![]() |
![]() |
2021-02-07
Aydoğan İnal
Sanatçılar,
mensubu oldukları halkların sevinçleri ve mutluluklarının yanı sıran üzüntü,
acı ve kederlerini de dışa yansıtan yeteneklerdir. Sanatçılar, yaşanılan
olayları bir kelime ile toplumların belleğine yerleştirmeye çalışırken toplumda
ciddi izler de bırakırlar. Yani toplumun çığlığıdır sanatçılar. Özellikle de
bir devleti dahi olmayan biz Kürtlerde söz ustası sanatçıların önemi daha bir
belirgindir. Çünkü yazılı resmi bir tarihe sahip olmadığımızdan söz ustası sanatçıların
dillendirdikleri türkülerle geçmişte yaşanan olaylar günümüze kadar gelmiştir.
Yani en özlü
anlatım ile sanatçılar, toplumların sözlü bellekleridirler.
Yukarıda
sanatçılarla ilgili düşüncelerimi yazmamdaki en büyük etken Deng tv’nin
06.02.2021 tarihli yayınından esinlenmiş olmamdır. Konuya geçmeden önce Deng
tv’den biraz söz etmek istiyorum.
Deng tv kısa bir
süre önce digital televizyonculuk alanında yayın hayatına başladı. Kısa bir
süre önce bu alanda yayın hayatına başlayan Deng tv, bu alanda yeni olsa bile
Kürt yayıncılığı arasında köklü bir geçmişe sahip. Özellik le de siyasi ve
kültürel; gazete, dergi ve kitaplarla Kürt yayıncılığı arasında bir marka.

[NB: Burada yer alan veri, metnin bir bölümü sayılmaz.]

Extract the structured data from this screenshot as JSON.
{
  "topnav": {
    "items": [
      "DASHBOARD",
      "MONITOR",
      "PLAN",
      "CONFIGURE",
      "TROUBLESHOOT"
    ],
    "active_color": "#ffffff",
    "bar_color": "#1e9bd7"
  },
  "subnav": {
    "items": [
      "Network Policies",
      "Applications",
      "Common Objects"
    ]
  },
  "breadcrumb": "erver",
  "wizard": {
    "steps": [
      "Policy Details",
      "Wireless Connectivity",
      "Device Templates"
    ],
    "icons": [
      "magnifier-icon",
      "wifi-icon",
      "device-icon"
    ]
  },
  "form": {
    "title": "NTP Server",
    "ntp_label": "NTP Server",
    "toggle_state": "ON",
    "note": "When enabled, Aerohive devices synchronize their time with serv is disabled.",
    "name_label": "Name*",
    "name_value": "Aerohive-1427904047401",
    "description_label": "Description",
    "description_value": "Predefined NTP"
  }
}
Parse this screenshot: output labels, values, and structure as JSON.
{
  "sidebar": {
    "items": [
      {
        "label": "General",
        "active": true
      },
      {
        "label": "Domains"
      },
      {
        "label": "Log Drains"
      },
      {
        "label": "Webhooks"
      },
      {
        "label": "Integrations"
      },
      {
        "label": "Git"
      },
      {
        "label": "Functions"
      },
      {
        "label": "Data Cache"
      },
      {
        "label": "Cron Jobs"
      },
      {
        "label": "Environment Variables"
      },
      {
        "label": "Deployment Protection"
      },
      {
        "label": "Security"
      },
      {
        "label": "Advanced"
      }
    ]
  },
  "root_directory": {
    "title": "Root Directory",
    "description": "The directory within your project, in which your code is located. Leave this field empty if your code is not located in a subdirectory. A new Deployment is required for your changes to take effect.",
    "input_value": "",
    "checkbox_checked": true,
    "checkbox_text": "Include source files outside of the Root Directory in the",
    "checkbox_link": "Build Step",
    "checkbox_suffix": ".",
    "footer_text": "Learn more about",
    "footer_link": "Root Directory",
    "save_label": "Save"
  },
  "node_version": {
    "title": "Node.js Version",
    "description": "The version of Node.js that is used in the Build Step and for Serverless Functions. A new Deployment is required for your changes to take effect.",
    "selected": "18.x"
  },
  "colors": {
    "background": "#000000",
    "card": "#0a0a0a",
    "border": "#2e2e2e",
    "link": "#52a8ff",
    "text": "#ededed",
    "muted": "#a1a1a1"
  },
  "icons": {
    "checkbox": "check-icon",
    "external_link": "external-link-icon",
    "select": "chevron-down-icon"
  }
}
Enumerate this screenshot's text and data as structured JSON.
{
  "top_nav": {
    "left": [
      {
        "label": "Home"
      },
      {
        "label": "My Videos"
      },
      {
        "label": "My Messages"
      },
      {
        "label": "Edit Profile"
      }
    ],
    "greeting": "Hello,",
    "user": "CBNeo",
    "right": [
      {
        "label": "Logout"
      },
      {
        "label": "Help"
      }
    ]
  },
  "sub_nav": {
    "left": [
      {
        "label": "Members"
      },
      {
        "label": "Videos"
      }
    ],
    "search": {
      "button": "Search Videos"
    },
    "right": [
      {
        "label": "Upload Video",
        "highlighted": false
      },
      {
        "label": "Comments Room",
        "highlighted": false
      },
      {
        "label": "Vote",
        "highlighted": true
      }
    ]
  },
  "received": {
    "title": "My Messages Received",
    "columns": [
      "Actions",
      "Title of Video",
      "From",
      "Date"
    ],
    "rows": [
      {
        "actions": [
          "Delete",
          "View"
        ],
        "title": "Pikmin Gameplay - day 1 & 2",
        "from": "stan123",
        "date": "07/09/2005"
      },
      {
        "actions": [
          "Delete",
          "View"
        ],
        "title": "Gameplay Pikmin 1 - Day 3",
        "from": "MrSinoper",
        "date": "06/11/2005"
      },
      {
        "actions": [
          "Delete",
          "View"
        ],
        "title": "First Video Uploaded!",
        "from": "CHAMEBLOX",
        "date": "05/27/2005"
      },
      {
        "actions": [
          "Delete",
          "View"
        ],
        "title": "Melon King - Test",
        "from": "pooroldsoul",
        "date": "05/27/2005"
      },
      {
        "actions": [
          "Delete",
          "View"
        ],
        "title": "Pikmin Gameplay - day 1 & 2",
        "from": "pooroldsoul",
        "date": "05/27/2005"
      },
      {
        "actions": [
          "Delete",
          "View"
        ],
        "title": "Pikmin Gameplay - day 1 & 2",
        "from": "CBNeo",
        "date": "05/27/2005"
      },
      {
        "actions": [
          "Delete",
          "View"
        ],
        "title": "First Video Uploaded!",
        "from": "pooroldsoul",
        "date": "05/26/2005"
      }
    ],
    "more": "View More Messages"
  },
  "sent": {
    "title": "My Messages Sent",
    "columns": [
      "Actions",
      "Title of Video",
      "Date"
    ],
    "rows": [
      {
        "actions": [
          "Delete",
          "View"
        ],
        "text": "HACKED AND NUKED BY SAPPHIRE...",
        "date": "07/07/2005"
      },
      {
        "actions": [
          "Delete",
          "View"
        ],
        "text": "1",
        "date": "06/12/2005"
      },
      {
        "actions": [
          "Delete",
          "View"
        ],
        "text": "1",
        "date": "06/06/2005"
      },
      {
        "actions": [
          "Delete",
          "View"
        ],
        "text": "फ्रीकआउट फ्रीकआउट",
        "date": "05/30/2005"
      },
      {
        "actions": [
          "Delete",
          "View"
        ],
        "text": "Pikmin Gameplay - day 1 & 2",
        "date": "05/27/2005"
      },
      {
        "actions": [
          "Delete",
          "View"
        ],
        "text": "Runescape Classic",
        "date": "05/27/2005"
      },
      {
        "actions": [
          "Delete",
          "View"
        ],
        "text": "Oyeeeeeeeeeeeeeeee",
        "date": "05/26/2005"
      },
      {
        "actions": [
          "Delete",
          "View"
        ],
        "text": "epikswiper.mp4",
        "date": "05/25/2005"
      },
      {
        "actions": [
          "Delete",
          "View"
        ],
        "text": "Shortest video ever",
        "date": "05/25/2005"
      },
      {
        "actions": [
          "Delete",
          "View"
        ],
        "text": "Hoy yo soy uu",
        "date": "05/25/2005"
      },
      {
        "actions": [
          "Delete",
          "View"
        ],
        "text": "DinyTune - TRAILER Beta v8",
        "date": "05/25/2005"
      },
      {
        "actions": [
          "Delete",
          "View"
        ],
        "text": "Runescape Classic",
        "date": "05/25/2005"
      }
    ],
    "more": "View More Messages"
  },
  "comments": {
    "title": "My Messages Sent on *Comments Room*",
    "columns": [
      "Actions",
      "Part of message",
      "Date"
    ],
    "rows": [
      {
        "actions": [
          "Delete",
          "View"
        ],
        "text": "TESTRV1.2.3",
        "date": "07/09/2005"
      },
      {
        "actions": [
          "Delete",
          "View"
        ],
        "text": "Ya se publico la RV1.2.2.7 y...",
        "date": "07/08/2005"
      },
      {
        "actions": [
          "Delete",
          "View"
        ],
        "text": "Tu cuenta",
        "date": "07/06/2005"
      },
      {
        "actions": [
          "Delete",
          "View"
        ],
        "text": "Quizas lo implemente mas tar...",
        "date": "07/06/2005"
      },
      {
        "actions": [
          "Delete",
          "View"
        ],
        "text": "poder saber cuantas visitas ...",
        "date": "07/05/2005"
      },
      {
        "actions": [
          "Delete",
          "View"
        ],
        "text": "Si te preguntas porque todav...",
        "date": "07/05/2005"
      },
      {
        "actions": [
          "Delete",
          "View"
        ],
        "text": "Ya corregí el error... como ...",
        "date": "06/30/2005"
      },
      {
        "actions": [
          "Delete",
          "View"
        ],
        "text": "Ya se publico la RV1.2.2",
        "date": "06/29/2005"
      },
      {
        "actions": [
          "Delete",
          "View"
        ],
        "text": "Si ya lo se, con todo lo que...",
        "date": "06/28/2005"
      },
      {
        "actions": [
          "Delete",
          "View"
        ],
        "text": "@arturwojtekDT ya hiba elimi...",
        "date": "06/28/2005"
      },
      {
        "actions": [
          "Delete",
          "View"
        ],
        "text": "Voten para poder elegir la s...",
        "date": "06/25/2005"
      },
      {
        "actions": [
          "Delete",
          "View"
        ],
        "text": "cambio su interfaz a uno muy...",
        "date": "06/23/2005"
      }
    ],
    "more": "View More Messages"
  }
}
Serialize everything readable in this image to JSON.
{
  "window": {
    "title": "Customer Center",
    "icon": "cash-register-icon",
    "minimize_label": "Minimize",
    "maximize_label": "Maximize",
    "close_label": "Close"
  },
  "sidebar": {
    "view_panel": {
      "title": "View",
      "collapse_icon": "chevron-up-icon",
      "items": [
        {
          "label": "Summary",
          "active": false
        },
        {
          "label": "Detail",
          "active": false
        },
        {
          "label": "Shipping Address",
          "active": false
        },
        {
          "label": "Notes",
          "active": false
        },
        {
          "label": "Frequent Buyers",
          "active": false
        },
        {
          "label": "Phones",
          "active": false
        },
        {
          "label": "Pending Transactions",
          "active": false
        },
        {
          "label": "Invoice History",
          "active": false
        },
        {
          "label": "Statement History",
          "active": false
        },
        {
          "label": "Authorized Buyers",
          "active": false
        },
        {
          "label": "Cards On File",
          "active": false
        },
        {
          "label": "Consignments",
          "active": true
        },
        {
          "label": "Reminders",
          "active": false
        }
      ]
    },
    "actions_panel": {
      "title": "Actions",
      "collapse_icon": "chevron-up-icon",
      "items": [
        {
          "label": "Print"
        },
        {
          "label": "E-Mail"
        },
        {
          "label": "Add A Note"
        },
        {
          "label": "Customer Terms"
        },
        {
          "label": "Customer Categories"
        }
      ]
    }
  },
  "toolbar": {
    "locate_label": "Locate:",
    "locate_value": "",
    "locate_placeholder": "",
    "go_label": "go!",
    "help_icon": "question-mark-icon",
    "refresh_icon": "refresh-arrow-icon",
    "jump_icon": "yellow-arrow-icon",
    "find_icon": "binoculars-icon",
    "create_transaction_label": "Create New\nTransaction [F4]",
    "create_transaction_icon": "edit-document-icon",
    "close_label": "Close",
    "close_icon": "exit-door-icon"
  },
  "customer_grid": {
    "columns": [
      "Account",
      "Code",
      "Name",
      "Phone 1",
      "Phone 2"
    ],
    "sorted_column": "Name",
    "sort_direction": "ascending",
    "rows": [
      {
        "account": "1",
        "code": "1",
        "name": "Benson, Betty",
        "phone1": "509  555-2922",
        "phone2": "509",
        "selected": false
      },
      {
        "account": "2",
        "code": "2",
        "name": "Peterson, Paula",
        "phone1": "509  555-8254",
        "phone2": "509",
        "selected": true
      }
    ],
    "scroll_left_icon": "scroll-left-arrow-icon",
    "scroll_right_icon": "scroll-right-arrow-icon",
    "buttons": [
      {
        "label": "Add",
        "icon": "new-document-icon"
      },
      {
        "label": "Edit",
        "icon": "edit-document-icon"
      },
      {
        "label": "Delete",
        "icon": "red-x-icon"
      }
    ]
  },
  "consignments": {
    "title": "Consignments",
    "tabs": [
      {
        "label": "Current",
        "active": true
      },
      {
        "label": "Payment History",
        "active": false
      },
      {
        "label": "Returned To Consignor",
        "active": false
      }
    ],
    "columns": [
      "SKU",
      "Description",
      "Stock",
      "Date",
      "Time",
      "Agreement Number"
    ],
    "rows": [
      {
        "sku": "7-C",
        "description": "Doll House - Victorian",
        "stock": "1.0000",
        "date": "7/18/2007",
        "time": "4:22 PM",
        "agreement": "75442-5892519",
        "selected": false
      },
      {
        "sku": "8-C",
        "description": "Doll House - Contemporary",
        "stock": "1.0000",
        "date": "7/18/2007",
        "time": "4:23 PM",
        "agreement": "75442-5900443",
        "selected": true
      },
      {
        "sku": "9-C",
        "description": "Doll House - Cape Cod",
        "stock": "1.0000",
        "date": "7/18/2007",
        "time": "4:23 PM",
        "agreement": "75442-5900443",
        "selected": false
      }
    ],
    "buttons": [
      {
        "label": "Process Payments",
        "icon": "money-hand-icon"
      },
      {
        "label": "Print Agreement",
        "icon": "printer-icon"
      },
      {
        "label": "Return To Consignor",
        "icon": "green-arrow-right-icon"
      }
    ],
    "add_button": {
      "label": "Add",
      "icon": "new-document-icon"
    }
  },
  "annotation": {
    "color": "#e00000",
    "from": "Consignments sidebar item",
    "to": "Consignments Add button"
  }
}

Yayıncılık tecrübelerinden dolayı da kısa bir sürede digital televizyonculuk
alanında da hatırı sayılır bir seyirci kitlesine hitap etme başarısını gösterdi.
Gerek yapmış oldukları proğramlarda, moderatörlerin konuya hakimiyet sağlaması
ve gerekse de katılımcıların izleyicilere sundukları bilgiler yayının
kalitesini ortaya koymaktadır.
Bu noktada konuya
dönersek, 06.02.2021 tarihli yayının konusu “Hûner û Mûzîk” idi.
Moderatörlüğünü Yılmaz Yıldız’ın yaptığı proğramda, Şengal’de işid tarafından Ezîdîlere
karşı yapılan katliam Ezîdî sanatçıların gözünden ele alındı. Proğramın konukları Ezîdî Kürt sanatçılar Elî
Şıngalî ve Serdeşt Merdînî idi. Her iki
sanatçı da proğramın başında kendilerinden kısa söz ettikten sonra Ezîdîlerin
günümüze kadar yaşamış oldukları katliamlara kısaca değindikten sonra acılarını
türkülerle dile getirdiler. Elî Şigalî’nin de Serdeşt Merdînî’nin de seslerindeki
yanıklar ve melodilerindeki acının tonu bizleri duygu seline kaptırdı.
Özellikle de Serdeşt Merdînî’nin, Ezîdîlere karşı İşid’in yapmış olduğu katlimı
anlatan türküsü oldukça duygusal anların yaşanmasına neden oldu. Öyle ki
Serdeşt Merdînî besteleyip, seslendirdiği türkünün sonunda gözyaşlarına hakim
olamadı.
Proğram akışını
büyük bir ustalıkla yürüten Yılmaz Yıldız, sorduğu sorularla kaliteli bir yayın
yaptı. Öyleki türklerin arasına yerleştirdiği
birbirine bağlantılı sorular sanatçıların düşüncelerini izleyici ile
paylaşmasının önünü açtı. Bu da yayın akışını daha bir canlı tuttu.
Daha önce de
Ezîdî kanaat önderleri ile Ezîdî katlimanı gündeme getiren Yılmaz Yıldız’ın son
proğramı, yayın akışı içinde izleyicilerden gelen yoğun mesajlardan da anlaşıldığı
üzere duygusal anların yaşanmasına neden
oldu.
Yılmaz Yıldız’ın
proğramı, alışılmış siyasi proğramların aksine kültürel bir proğram havasında gerçekleşti.
Kürtlerin kanayan
bir yarası gibi duran Ezîdî sorunu var. Bu sorun Kürtler arasında maalesef dini
nedenlerden dolayı çözümü oldukça bir zorluyor. Çözümü Kürtler arasında hayati
bir önem arz eden böylesi konuları gündeme taşıdığı için Yılmaz Yıldız minnet duygularımızı sunmamız sanırım biraz hafif kalır.
Bu tür konuları
gündeme getirdiği için hem Deng tv’ye hemde Yılmaz Yıldız’a sonsuz teşekkürler.